We study the problem of reaching agreement in a synchronous distributed system by $n$ autonomous parties, when the communication links from/to faulty parties can omit messages. The faulty parties are selected and controlled by an adaptive, full-information, computationally unbounded adversary. We design a randomized algorithm that works in $O(\sqrt{n}\log^2 n)$ rounds and sends $O(n^2\log^3 n)$ communication bits, where the number of faulty parties is $\Theta(n)$. Our result is simultaneously tight for both these measures within polylogarithmic factors: due to the $\Omega(n^2)$ lower bound on communication by Abraham et al. (PODC'19) and $\Omega(\sqrt{n/\log n})$ lower bound on the number of rounds by Bar-Joseph and Ben-Or (PODC'98). We also quantify how much randomness is necessary and sufficient to reduce time complexity to a certain value, while keeping the communication complexity (nearly) optimal. We prove that no MC algorithm can work in less than $\Omega(\frac{n^2}{\max\{R,n\}\log n})$ rounds if it uses less than $O(R)$ calls to a random source, assuming a constant fraction of faulty parties. This can be contrasted with a long line of work on consensus against an {\em adversary limited to polynomial computation time}, thus unable to break cryptographic primitives, culminating in a work by Ghinea et al. (EUROCRYPT'22), where an optimal $O(r)$-round solution with probability $1-(cr)^{-r}$ is given.
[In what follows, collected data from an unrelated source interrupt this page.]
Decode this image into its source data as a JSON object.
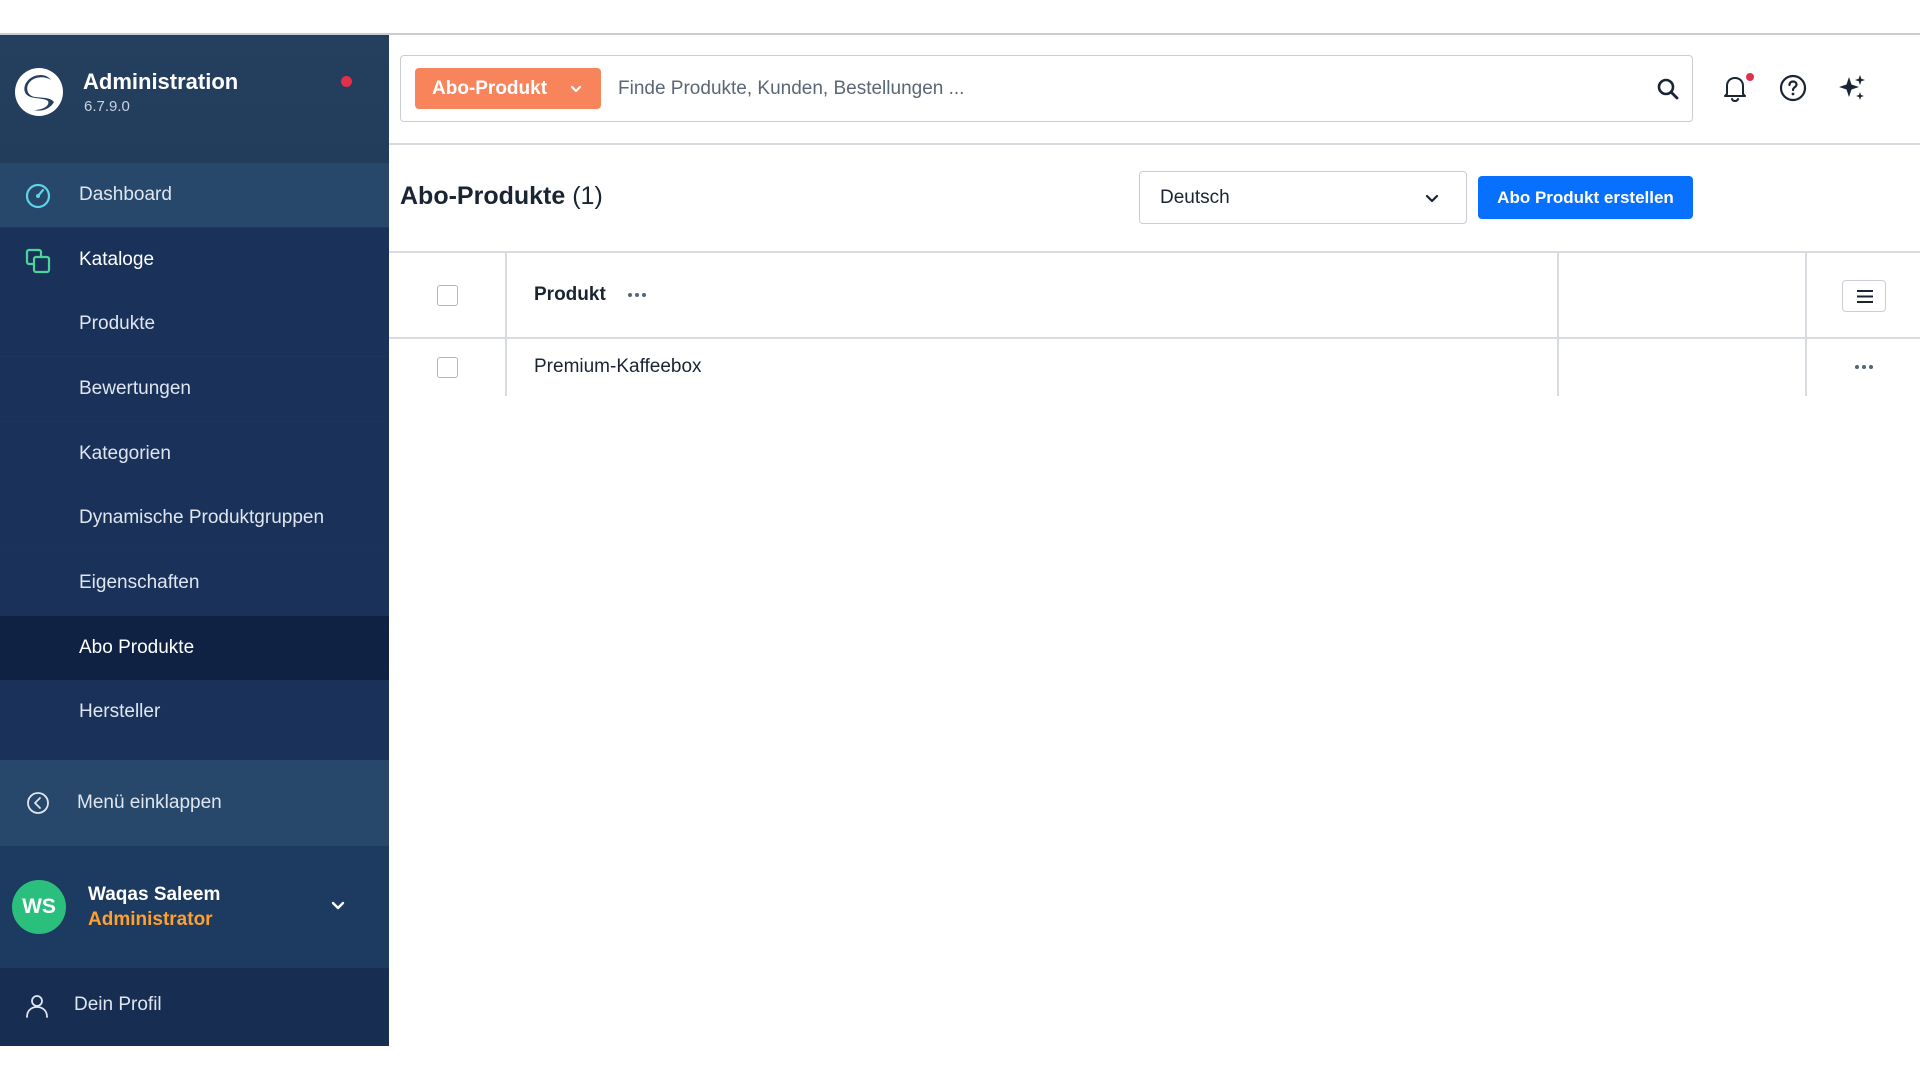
{
  "app": {
    "title": "Administration",
    "version": "6.7.9.0"
  },
  "sidebar": {
    "items": [
      {
        "label": "Dashboard"
      },
      {
        "label": "Kataloge"
      }
    ],
    "sub_items": [
      {
        "label": "Produkte"
      },
      {
        "label": "Bewertungen"
      },
      {
        "label": "Kategorien"
      },
      {
        "label": "Dynamische Produktgruppen"
      },
      {
        "label": "Eigenschaften"
      },
      {
        "label": "Abo Produkte",
        "active": true
      },
      {
        "label": "Hersteller"
      }
    ],
    "collapse_label": "Menü einklappen",
    "profile_label": "Dein Profil"
  },
  "user": {
    "initials": "WS",
    "name": "Waqas Saleem",
    "role": "Administrator"
  },
  "header": {
    "search_type": "Abo-Produkt",
    "search_placeholder": "Finde Produkte, Kunden, Bestellungen ...",
    "search_value": ""
  },
  "page": {
    "title": "Abo-Produkte",
    "count": "(1)",
    "language": "Deutsch",
    "create_button": "Abo Produkt erstellen"
  },
  "table": {
    "columns": [
      "Produkt"
    ],
    "rows": [
      {
        "product": "Premium-Kaffeebox"
      }
    ]
  },
  "colors": {
    "sidebar": "#1c3459",
    "accent_orange": "#f7845a",
    "primary_blue": "#0870ff",
    "avatar_green": "#2bbf7e",
    "role_orange": "#ffa02e",
    "notification_red": "#e0304a"
  }
}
Our lower bound strictly separates these two regimes, by excluding such results if the adversary is computationally unbounded. On the upper bound side, we show that for $R\in\tilde{O}(n^{3/2})$ there exists an algorithm solving consensus in $\tilde{O}(\frac{n^2}{R})$ rounds with high probability, where tilde notation hides a polylogarithmic factor. The communication complexity of the algorithm does not depend on the amount of randomness $R$ and stays optimal within polylogarithmic factor.